The language of real property, as opposed to consumer goods, is a powerful source for ideas about the self, because it was used to describe the relationship of an individual to her rights. A broad array of authors writing on rights in the eighteenth century, including Locke and Rousseau, describe one’s ownership of one’s rights as not only inalienable but imprescriptible. Prescription is the doctrine by which an owner can lose title to a piece of land by failing to actively exercise ownership for a specified period of years. The only other property not subject to prescription in France, other than public roads, was the royal Domain. So to exercise imprescriptible rights was to be like the Sovereign, exercising a claim so permanent it was eternal. One might wonder, under these conditions, about the nature of the self that owns its rights the way the sovereign owns the royal lands. Or even, whether an individual can really be said to own her rights or whether, like the king, the individual’s body has been dissolved in a lineage that extends well before and well beyond his short existence.

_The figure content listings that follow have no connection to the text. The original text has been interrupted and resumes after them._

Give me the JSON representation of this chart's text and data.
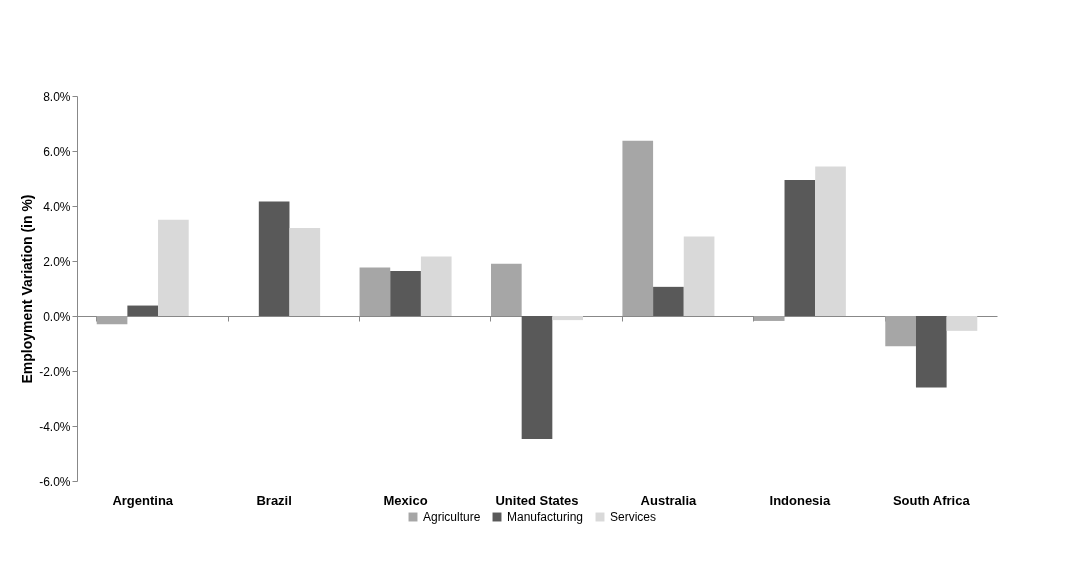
{
  "chart_data": {
    "type": "bar",
    "ylabel": "Employment Variation (in %)",
    "categories": [
      "Argentina",
      "Brazil",
      "Mexico",
      "United States",
      "Australia",
      "Indonesia",
      "South Africa"
    ],
    "series": [
      {
        "name": "Agriculture",
        "color": "#a6a6a6",
        "values": [
          -0.3,
          0,
          1.76,
          1.9,
          6.37,
          -0.18,
          -1.1
        ]
      },
      {
        "name": "Manufacturing",
        "color": "#595959",
        "values": [
          0.38,
          4.16,
          1.64,
          -4.47,
          1.06,
          4.95,
          -2.6
        ]
      },
      {
        "name": "Services",
        "color": "#d9d9d9",
        "values": [
          3.5,
          3.2,
          2.16,
          -0.15,
          2.89,
          5.44,
          -0.54
        ]
      }
    ],
    "ylim": [
      -6,
      8
    ],
    "yticks": [
      {
        "value": -6,
        "label": "-6.0%"
      },
      {
        "value": -4,
        "label": "-4.0%"
      },
      {
        "value": -2,
        "label": "-2.0%"
      },
      {
        "value": 0,
        "label": "0.0%"
      },
      {
        "value": 2,
        "label": "2.0%"
      },
      {
        "value": 4,
        "label": "4.0%"
      },
      {
        "value": 6,
        "label": "6.0%"
      },
      {
        "value": 8,
        "label": "8.0%"
      }
    ],
    "legend": "bottom"
  }
}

The status of the culture of dispossession as a response to rampant consumerism is interesting and fruitful, but it does not get to the bottom of the tangled relationship between self-possession and property. This seems to point out all the more clearly the limits of the venality-Quietism genealogy. Quietism certainly does seem relevant to the engagement with dispossession that Coleman finds in his authors, but Quietism and the critique of venality seem more like manifestations of another, larger phenomenon as opposed to the origin point itself. Is religion central to these cultures, or is it incidental, an aspect of the significance of Catholicism in French culture at the time? It seems logical that a significant cultural form would express itself in religious terms in the context of Old Regime France, but it is less clear that religion itself is a driving force.
Much of the literature that Coleman responds to treats the culture of self-possession from the perspective of consumerism and property ownership, but Coleman turns to religion to counter it. There is certainly much to be found here, including the point that secularization is not a linear process. But there is something to be said for countering treatments of property on their own ground, particularly since proponents of self-possession themselves expressed ambivalence over the proper use of property. It is this underlying tension that keeps breaking through Coleman’s narrative—that the culture of self-possession he sets up opposite his culture of dipossession doesn’t really hang together.

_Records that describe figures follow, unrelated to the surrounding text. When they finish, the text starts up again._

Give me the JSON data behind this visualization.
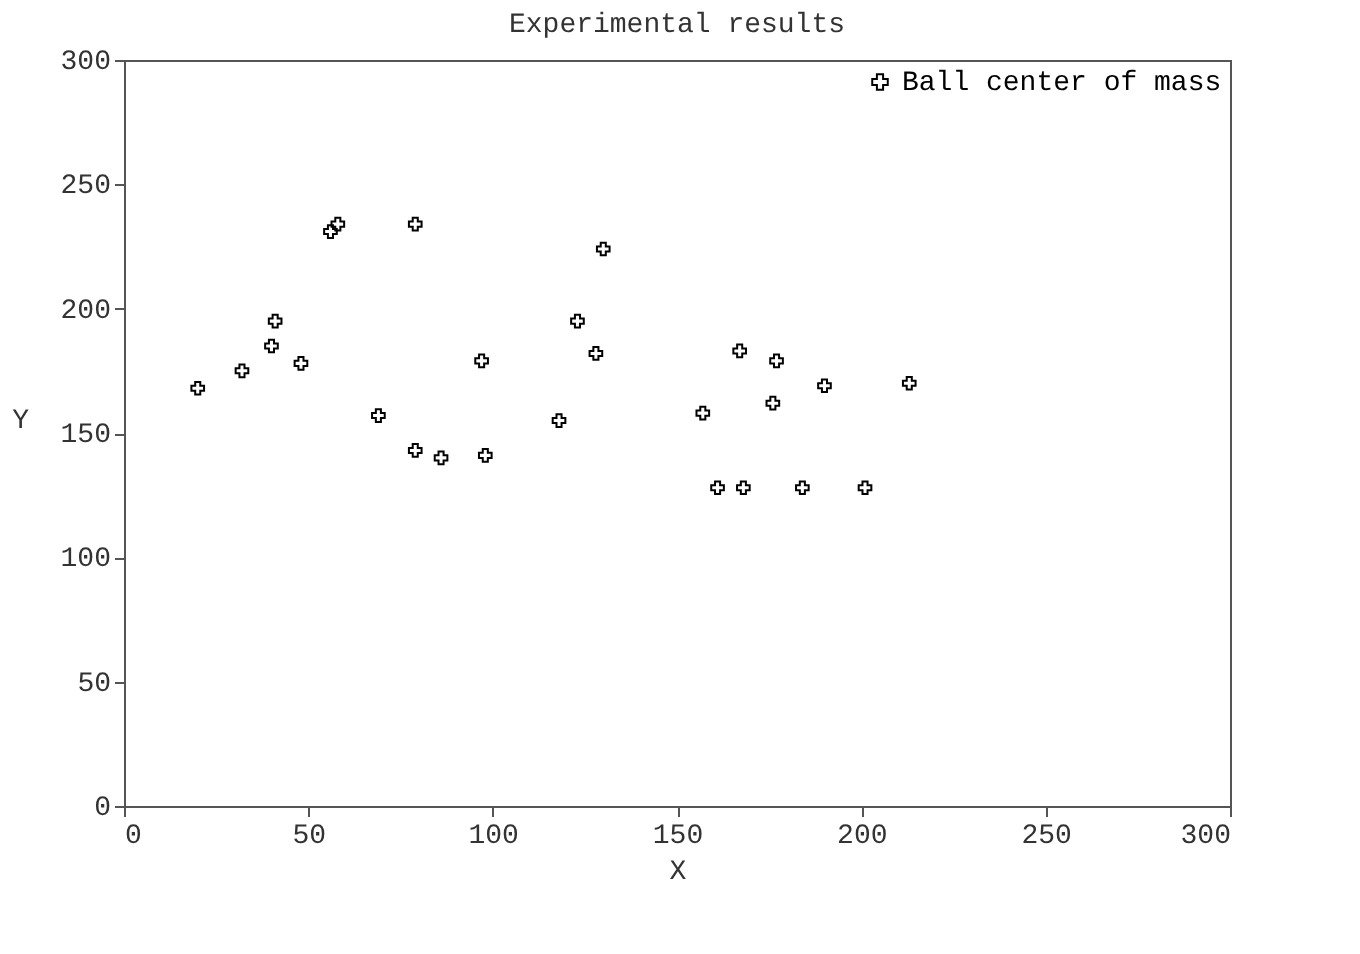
{
  "chart_data": {
    "type": "scatter",
    "title": "Experimental results",
    "xlabel": "X",
    "ylabel": "Y",
    "xlim": [
      0,
      300
    ],
    "xticks": [
      0,
      50,
      100,
      150,
      200,
      250,
      300
    ],
    "ylim": [
      0,
      300
    ],
    "yticks": [
      0,
      50,
      100,
      150,
      200,
      250,
      300
    ],
    "grid": false,
    "legend": "top right",
    "marker": "cross",
    "series": [
      {
        "name": "Ball center of mass",
        "color": "#000000",
        "x": [
          20,
          32,
          40,
          41,
          48,
          56,
          58,
          69,
          79,
          79,
          86,
          97,
          98,
          118,
          123,
          128,
          130,
          157,
          161,
          168,
          167,
          176,
          177,
          184,
          190,
          201,
          213
        ],
        "values": [
          168,
          175,
          185,
          195,
          178,
          231,
          234,
          157,
          234,
          143,
          140,
          179,
          141,
          155,
          195,
          182,
          224,
          158,
          128,
          128,
          183,
          162,
          179,
          128,
          169,
          128,
          170
        ]
      }
    ]
  }
}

All of this is to say, Coleman has given us an important, deeply engaging book. His intelligence sparkles through the text, which has clearly been meticulously crafted and edited. His identification of a countercurrent of dispossession running through the language of self-possession in the eighteenth century should draw wide notice, and his remonstrance that the Enlightenment does not break along lines of religion alone should inspire the next generation of scholarship.